И капитан Энди, замерший — в полосе черной тени, отброшенной трапом, выслушал такую знакомую для него историю последнего рейса «Генриетты». Он только не знал, что профессор Моллин хотел взорвать пароход с частью команды — может быть, с ним самим, капитаном Доплэндом, но сейчас для него стали понятными бурные столкновения инженера Стилла с профессором незадолго до взрыва. Очевидно, Стилл и помешал осуществлению плана Моллика.
«Плохо же ваше дело, мистер Аллен, если вам даже для „Генриетты“ не удалось набрать „мертвецов“, готовых исполнять все ваши поручения и хранить ваши тайны», — злорадно думал капитан. Он долго стоял, прислонившись к грязному трапу, слушал мечты кочегаров о том времени, когда управление атомной энергией будет в настоящих руках, и жалел, что не утонул юношей на «Альбатросе», пятьдесят лет назад разбившемся у Зеленого мыса. Ведь все прожитые годы молодости, расцвета сил, даже мучительной старости он отдал не людям, которые вместе с ним рисковали жизнью, не бурному морю, которое он когда-то любил всей душой, а широкой ненасытной пасти несгораемых шкафов пароходных компаний, изжевавшей его и превратившей в безвольного раба денег.
— А может быть, все это врут про «Генриетту»? — сказал один из кочегаров. — Чего только не услышишь в кубриках да в портах.
Капитан Энди, не колеблясь, подошел к матросам.
— Нет, ребята, то, что вы слышали про «Генриетту», правда! Перед вами сам капитан Доплэнд, приведший «Генриетту» к месту ее гибели у Острова чаек.

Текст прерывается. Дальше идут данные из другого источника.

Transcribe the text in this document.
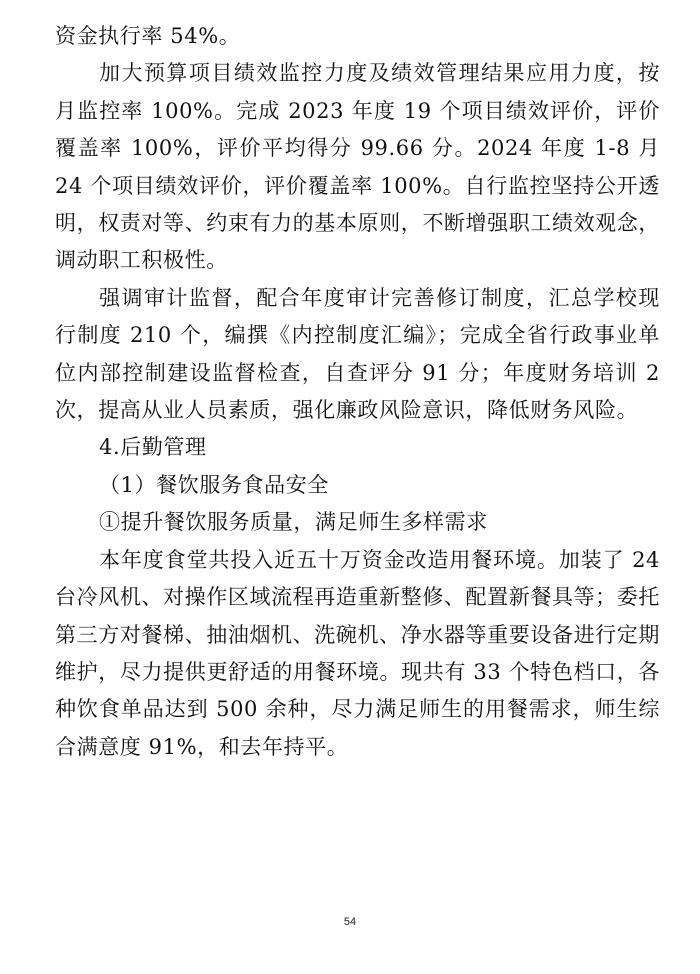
资金执行率 54%。

加大预算项目绩效监控力度及绩效管理结果应用力度，按月监控率 100%。完成 2023 年度 19 个项目绩效评价，评价覆盖率 100%，评价平均得分 99.66 分。2024 年度 1-8 月 24 个项目绩效评价，评价覆盖率 100%。自行监控坚持公开透明，权责对等、约束有力的基本原则，不断增强职工绩效观念，调动职工积极性。

强调审计监督，配合年度审计完善修订制度，汇总学校现行制度 210 个，编撰《内控制度汇编》；完成全省行政事业单位内部控制建设监督检查，自查评分 91 分；年度财务培训 2 次，提高从业人员素质，强化廉政风险意识，降低财务风险。

4.后勤管理

（1）餐饮服务食品安全

①提升餐饮服务质量，满足师生多样需求

本年度食堂共投入近五十万资金改造用餐环境。加装了 24 台冷风机、对操作区域流程再造重新整修、配置新餐具等；委托第三方对餐梯、抽油烟机、洗碗机、净水器等重要设备进行定期维护，尽力提供更舒适的用餐环境。现共有 33 个特色档口，各种饮食单品达到 500 余种，尽力满足师生的用餐需求，师生综合满意度 91%，和去年持平。

54
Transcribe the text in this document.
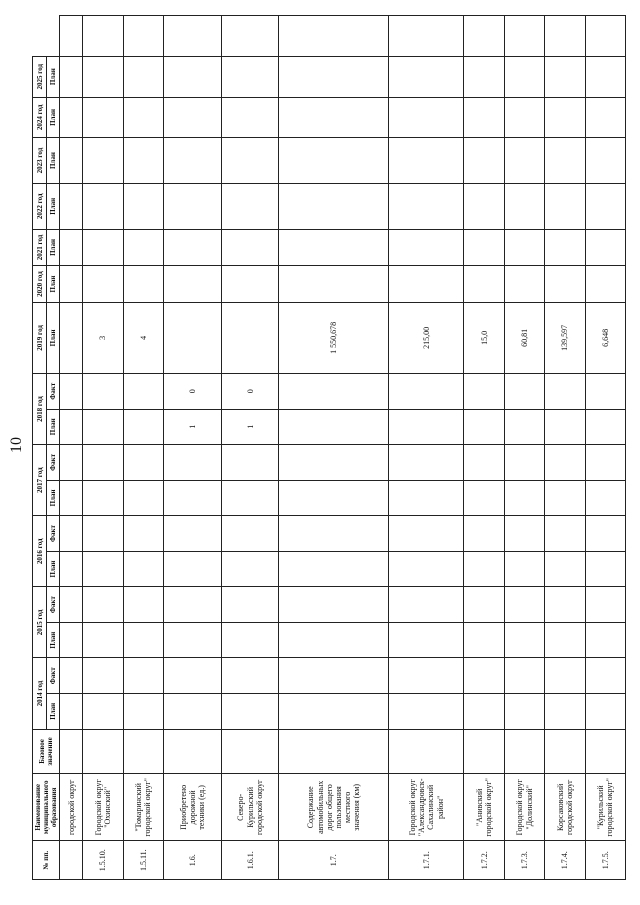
10
№ пп.	Наименование муниципального образования	Базовое значение	2014 год		2015 год		2016 год		2017 год		2018 год		2019 год	2020 год	2021 год	2022 год	2023 год	2024 год	2025 год	
			План	Факт	План	Факт	План	Факт	План	Факт	План	Факт	План	План	План	План	План	План	План	
	городской округ																			
1.5.10.	Городской округ "Охинский"												3							
1.5.11.	"Томаринский городской округ"												4							
1.6.	Приобретено дорожной техники (ед.)										1	0								
1.6.1.	Северо-Курильский городской округ										1	0								
1.7.	Содержание автомобильных дорог общего пользования местного значения (км)												1 550,678							
1.7.1.	Городской округ "Александровск-Сахалинский район"												215,00							
1.7.2.	"Анивский городской округ"												15,0							
1.7.3.	Городской округ "Долинский"												60,81							
1.7.4.	Корсаковский городской округ												139,597							
1.7.5.	"Курильский городской округ"												6,648							
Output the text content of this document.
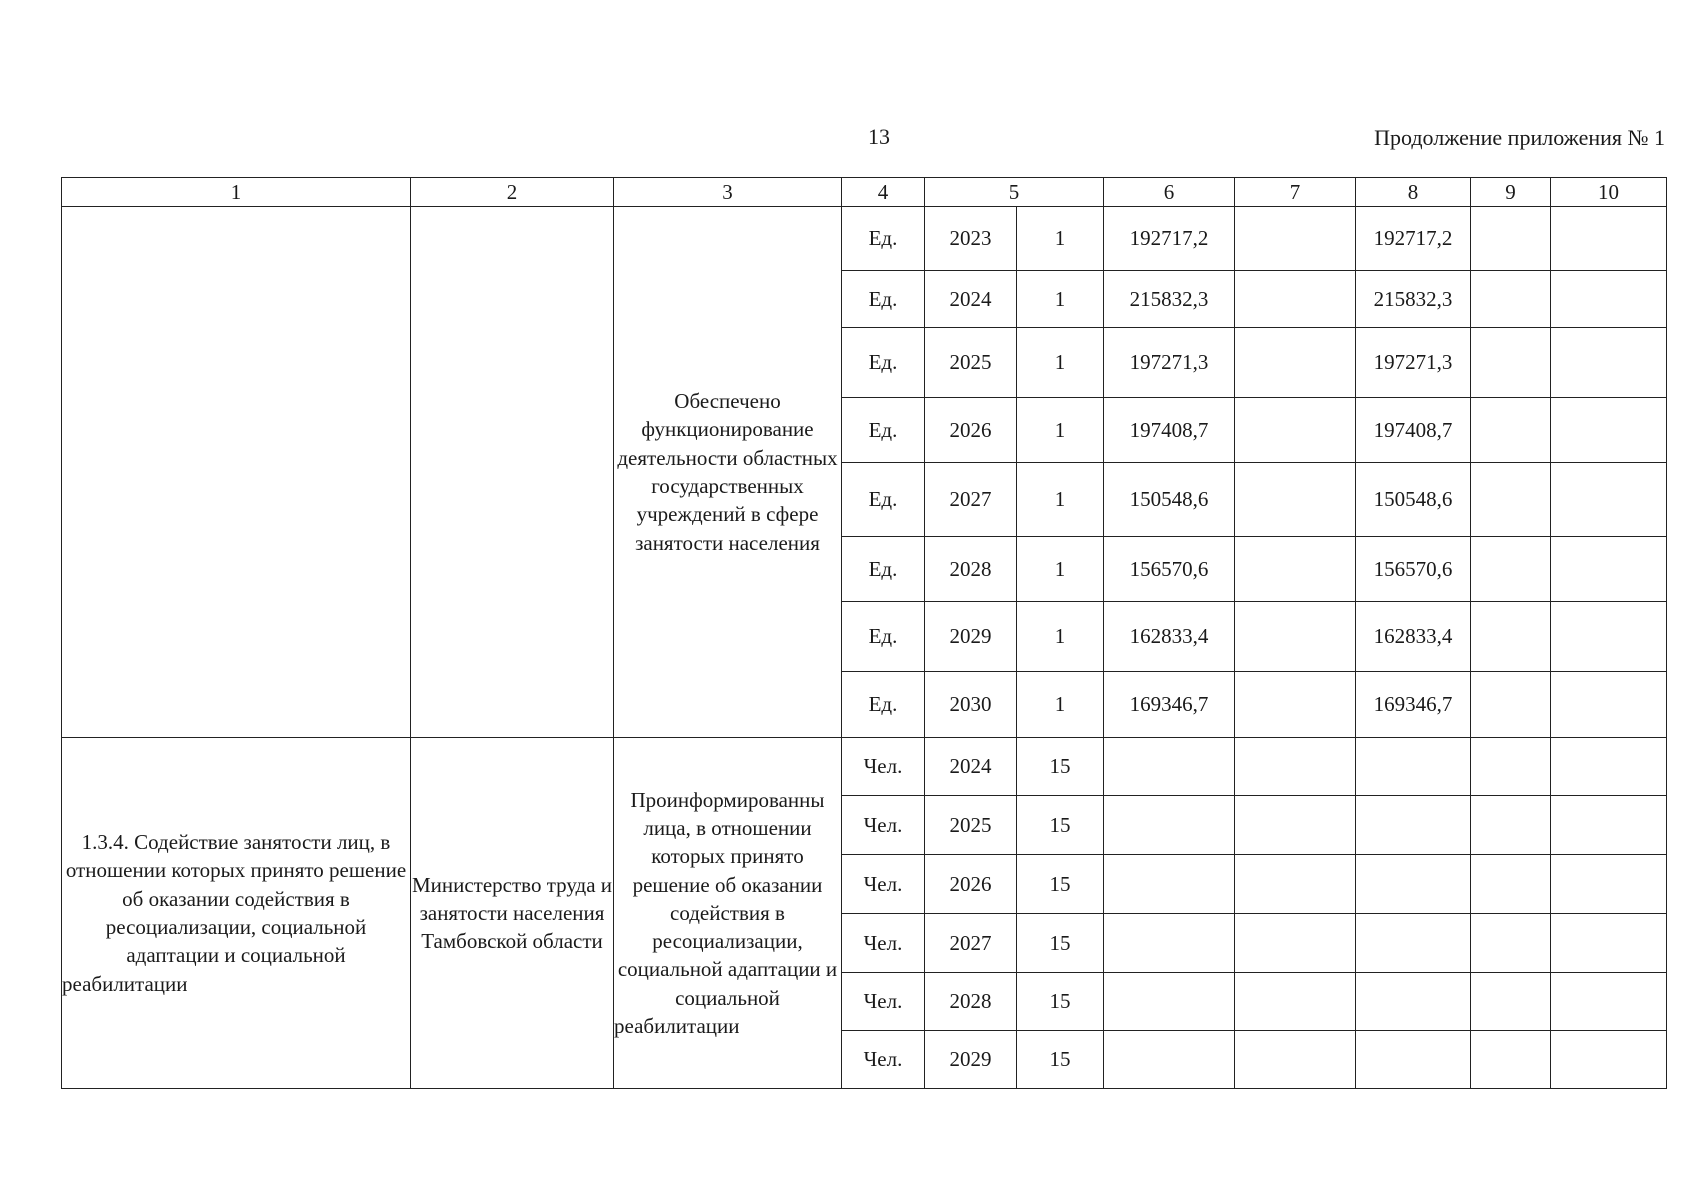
13	Продолжение приложения № 1
1	2	3	4	5		6	7	8	9	10
		Обеспечено функционирование деятельности областных государственных учреждений в сфере занятости населения	Ед.	2023	1	192717,2		192717,2		
			Ед.	2024	1	215832,3		215832,3		
			Ед.	2025	1	197271,3		197271,3		
			Ед.	2026	1	197408,7		197408,7		
			Ед.	2027	1	150548,6		150548,6		
			Ед.	2028	1	156570,6		156570,6		
			Ед.	2029	1	162833,4		162833,4		
			Ед.	2030	1	169346,7		169346,7		
1.3.4. Содействие занятости лиц, в отношении которых принято решение об оказании содействия в ресоциализации, социальной адаптации и социальной реабилитации	Министерство труда и занятости населения Тамбовской области	Проинформированны лица, в отношении которых принято решение об оказании содействия в ресоциализации, социальной адаптации и социальной реабилитации	Чел.	2024	15					
			Чел.	2025	15					
			Чел.	2026	15					
			Чел.	2027	15					
			Чел.	2028	15					
			Чел.	2029	15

ВТОРОЕ РОЖДЕНИЕ ДЖЕКА МАРИОНА
Джек Марион сидел на мраморной террасе дома, построенного сто пятьдесят лет назад рабами, привезенными из Нигерии. Было очень жарко, и Джеку казалось, что цветы магнолий, как будто вылепленные из белого прозрачного воска, тают на глазах и все сильнее и сильнее насыщают знойный воздух своим душным, усыпляющим ароматом.
«Здесь трудно работать», — думал Джек, и его голова медленно склонялась на грудь. В полусне он увидел человека с чемоданом в руке, спрашивавшего дорогу к какому-то мосту. Стараясь удержать ускользающий обрывок сна, Джек промямлил что-то непонятное ему самому и махнул рукой. Но незнакомец не уходил.
— Клянусь преисподней, — воскликнул он, — если бы не роскошный костюм и эта вилла, я подумал бы, что передо мной Джекки Марион!
Пришедший в себя Джек сбежал с террасы и протянул говорившему обе руки:
— Чарли, дорогой! После этой встречи я твердо убежден, что Земля — плоская и совсем маленькая штука.
Через минуту старые школьные друзья Джек Марион и Чарльз Мильн сидели на террасе и, перебивая друг друга, вспоминали прошлое.
— Как ты попал сюда? Последний раз, когда мы виделись, я работал подручным у водопроводчика, а ты, по-моему, добывал хлеб, нося вещи на вокзале. Я, как видишь, по-прежнему ободран, как линяющий пудель. Откуда же у тебя вся эта роскошь?